Di Asia, Jepang, Korea dan Taiwan juga merupakan pengimpor bahan mentah dari segala penjuru dunia. Sebagai pengecualian bisa disebutkan antara lain Australia. Sebagai negara maju, Australia juga mengekspor bahan mentah utama atau bahan setengah jadi seperti batubara, alumina, dll. Namun perlu dicatat bahwa penduduk Australia cukup sedikit dibandingkan dengan luas daratan dan jumlah kekayaan alamnya yang sangat besar sehingga kebutuhan dalam negeri mereka juga masih sedikit.

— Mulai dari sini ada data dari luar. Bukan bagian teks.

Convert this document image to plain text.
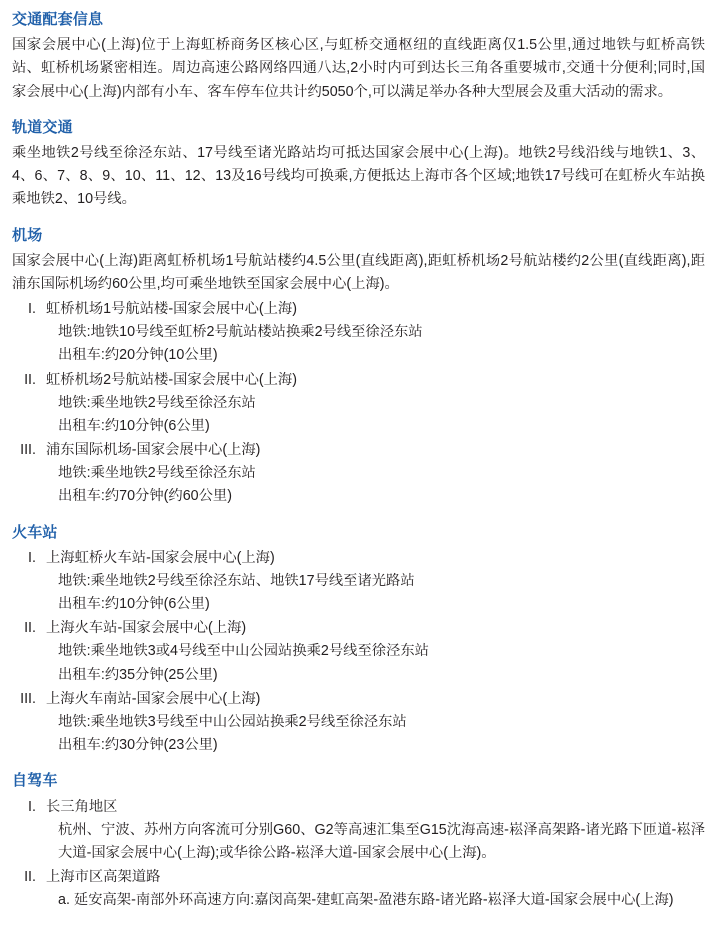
交通配套信息

国家会展中心(上海)位于上海虹桥商务区核心区,与虹桥交通枢纽的直线距离仅1.5公里,通过地铁与虹桥高铁站、虹桥机场紧密相连。周边高速公路网络四通八达,2小时内可到达长三角各重要城市,交通十分便利;同时,国家会展中心(上海)内部有小车、客车停车位共计约5050个,可以满足举办各种大型展会及重大活动的需求。

轨道交通

乘坐地铁2号线至徐泾东站、17号线至诸光路站均可抵达国家会展中心(上海)。地铁2号线沿线与地铁1、3、4、6、7、8、9、10、11、12、13及16号线均可换乘,方便抵达上海市各个区域;地铁17号线可在虹桥火车站换乘地铁2、10号线。

机场

国家会展中心(上海)距离虹桥机场1号航站楼约4.5公里(直线距离),距虹桥机场2号航站楼约2公里(直线距离),距浦东国际机场约60公里,均可乘坐地铁至国家会展中心(上海)。

I. 虹桥机场1号航站楼-国家会展中心(上海)

地铁:地铁10号线至虹桥2号航站楼站换乘2号线至徐泾东站

出租车:约20分钟(10公里)

II. 虹桥机场2号航站楼-国家会展中心(上海)

地铁:乘坐地铁2号线至徐泾东站

出租车:约10分钟(6公里)

III. 浦东国际机场-国家会展中心(上海)

地铁:乘坐地铁2号线至徐泾东站

出租车:约70分钟(约60公里)

火车站
I. 上海虹桥火车站-国家会展中心(上海)

地铁:乘坐地铁2号线至徐泾东站、地铁17号线至诸光路站

出租车:约10分钟(6公里)

II. 上海火车站-国家会展中心(上海)

地铁:乘坐地铁3或4号线至中山公园站换乘2号线至徐泾东站

出租车:约35分钟(25公里)

III. 上海火车南站-国家会展中心(上海)

地铁:乘坐地铁3号线至中山公园站换乘2号线至徐泾东站

出租车:约30分钟(23公里)

自驾车
I. 长三角地区

杭州、宁波、苏州方向客流可分别G60、G2等高速汇集至G15沈海高速-崧泽高架路-诸光路下匝道-崧泽大道-国家会展中心(上海);或华徐公路-崧泽大道-国家会展中心(上海)。

II. 上海市区高架道路

a. 延安高架-南部外环高速方向:嘉闵高架-建虹高架-盈港东路-诸光路-崧泽大道-国家会展中心(上海)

Ke-dua, pola lain yang juga menarik untuk dievaluasi adalah dengan kebijakan yang lebih konservatif dan protektif. Contohnya adalah China dengan sumberdaya mereka yang cukup besar, mereka menerapkan kebijakan protektif dalam arti seluruh potensi alam atau mineral dan batubara mereka digunakan sepenuhnya untuk kepentingan domestik. Di sisi lain mereka masih bisa ekspansif dengan melakukan pencarian bahan mentah di segala penjuru. China adalah satu fenomena negara yang sedang berkembang sangat pesat saat ini dan mereka teramat sadar bahwa potensi sumberdaya mineral dan batubaranya adalah modal dasar, sehingga diupayakan seluruhnya untuk menggerakan roda industri di dalam negeri mereka sendiri. Hal ini satu hal yang wajar, karena mareka harus melayani rakyatnya yang jumlahnya sangat besar, saat ini lebih sudah lebih dari 1,3 miliar penduduk.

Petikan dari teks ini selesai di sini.